Let \( S \) be that part of the surface of the paraboloid \( z = 16 - x^2 - y^2 \) which is above the plane \( z = 0 \) and \( D \) be its projection on the xy-plane. Then the area of \( S \) equals

• A. \( \iint_D \sqrt{1 + 4(x^2 + y^2)} \, dx \, dy \)
• B. \( \iint_D \sqrt{1 + 2(x^2 + y^2)} \, dx \, dy \)
• C. \( \int_0^{2\pi} \int_0^4 \sqrt{1 + 4r^2} \, dr \, d\theta \)
• D. \( \int_0^{2\pi} \int_0^4 \sqrt{1 + 4r^2} \, r \, dr \, d\theta \)

Hint:

For paraboloids and similar surfaces, always switch to polar coordinates when symmetry is evident.

Answer 1

The Correct Option is A, D

Step 1: Formula for surface area.
For a surface \( z = f(x, y) \), the area is \[ A = \iint_D \sqrt{1 + \left( \frac{\partial z}{\partial x} \right)^2 + \left( \frac{\partial z}{\partial y} \right)^2} \, dx \, dy. \] Given \( z = 16 - x^2 - y^2 \), \[ \frac{\partial z}{\partial x} = -2x, \frac{\partial z}{\partial y} = -2y. \] So, \[ A = \iint_D \sqrt{1 + 4(x^2 + y^2)} \, dx \, dy. \]

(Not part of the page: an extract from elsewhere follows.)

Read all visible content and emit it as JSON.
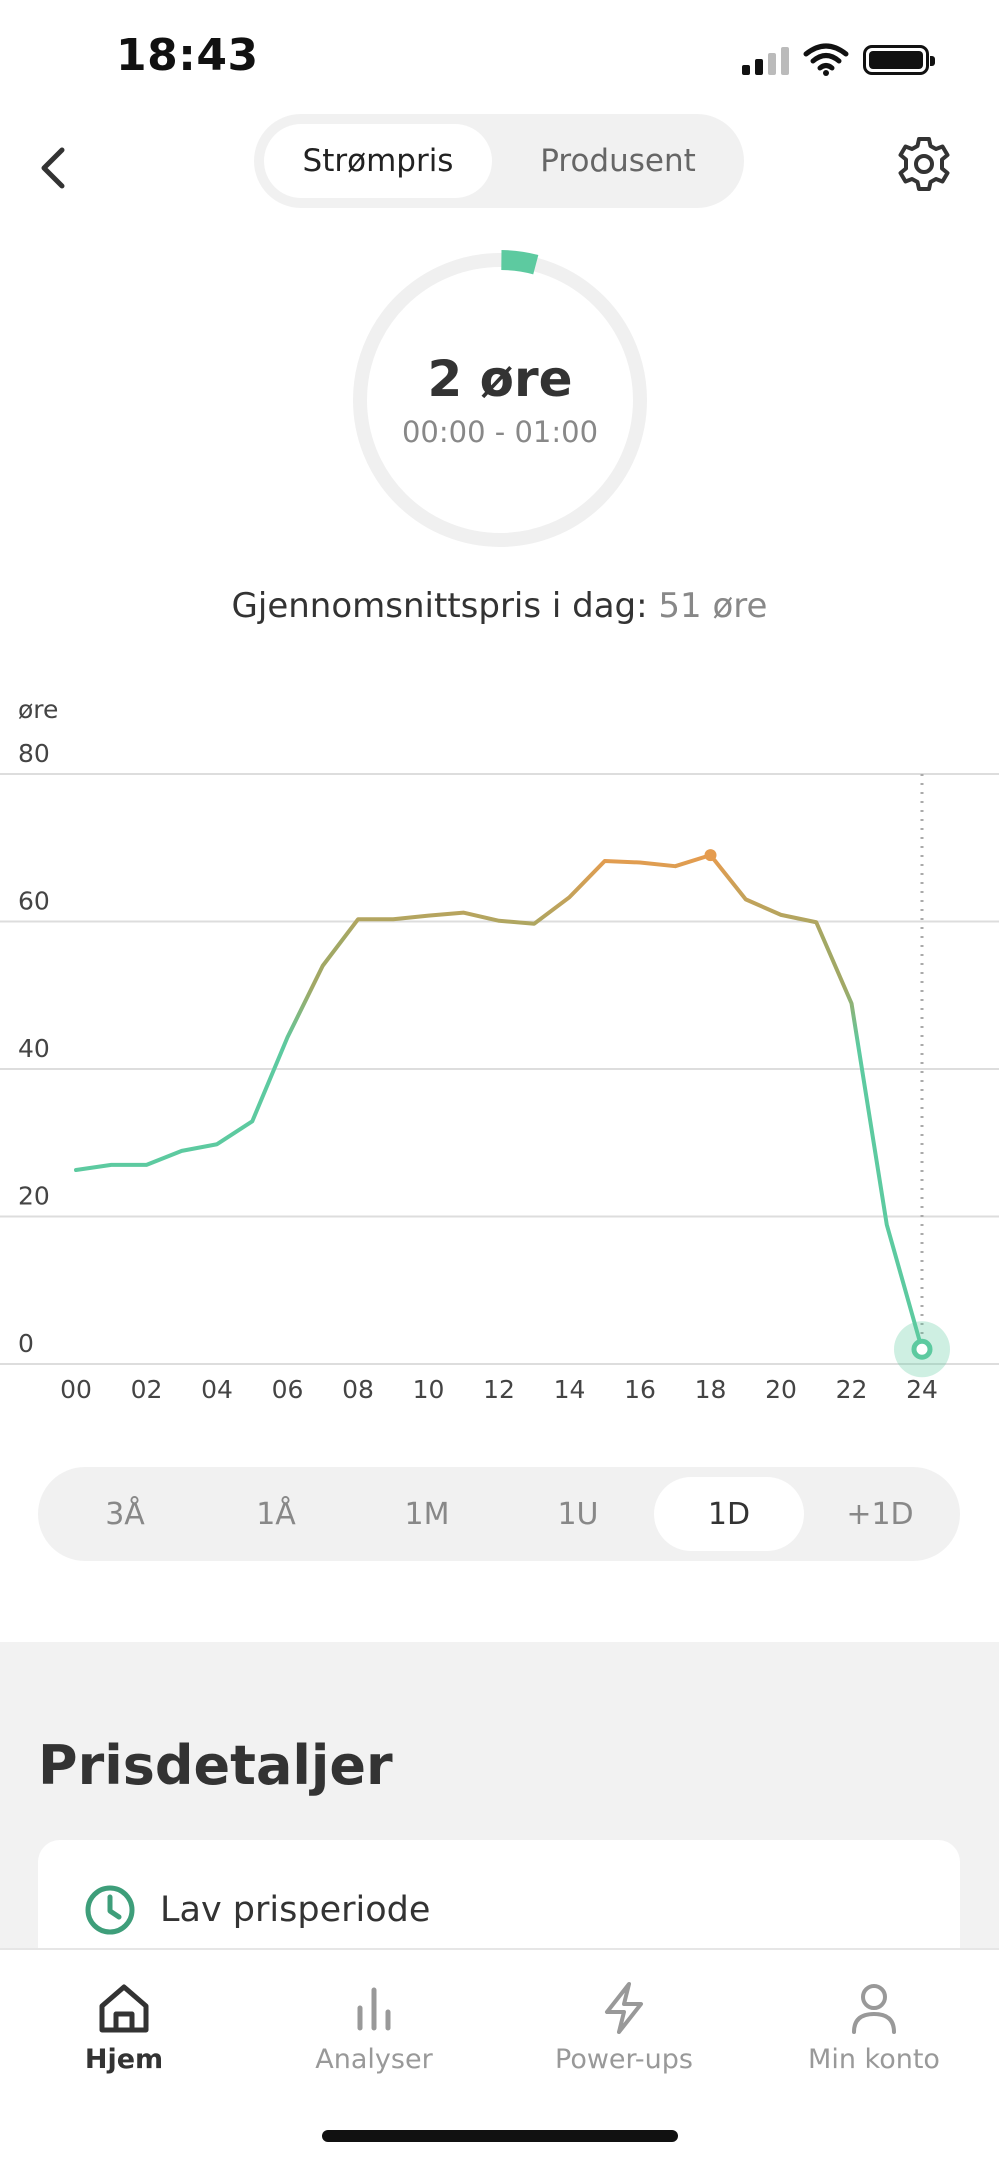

Step 2: Convert to polar coordinates.
\[ x = r \cos \theta, \; y = r \sin \theta, \; dx \, dy = r \, dr \, d\theta. \] Since \( z = 0 \) corresponds to \( r^2 = 16 \), \[ A = \int_0^{2\pi} \int_0^4 \sqrt{1 + 4r^2} \, r \, dr \, d\theta. \]

Final Answer: \[ \boxed{A = \int_0^{2\pi} \int_0^4 \sqrt{1 + 4r^2} \, r \, dr \, d\theta.} \]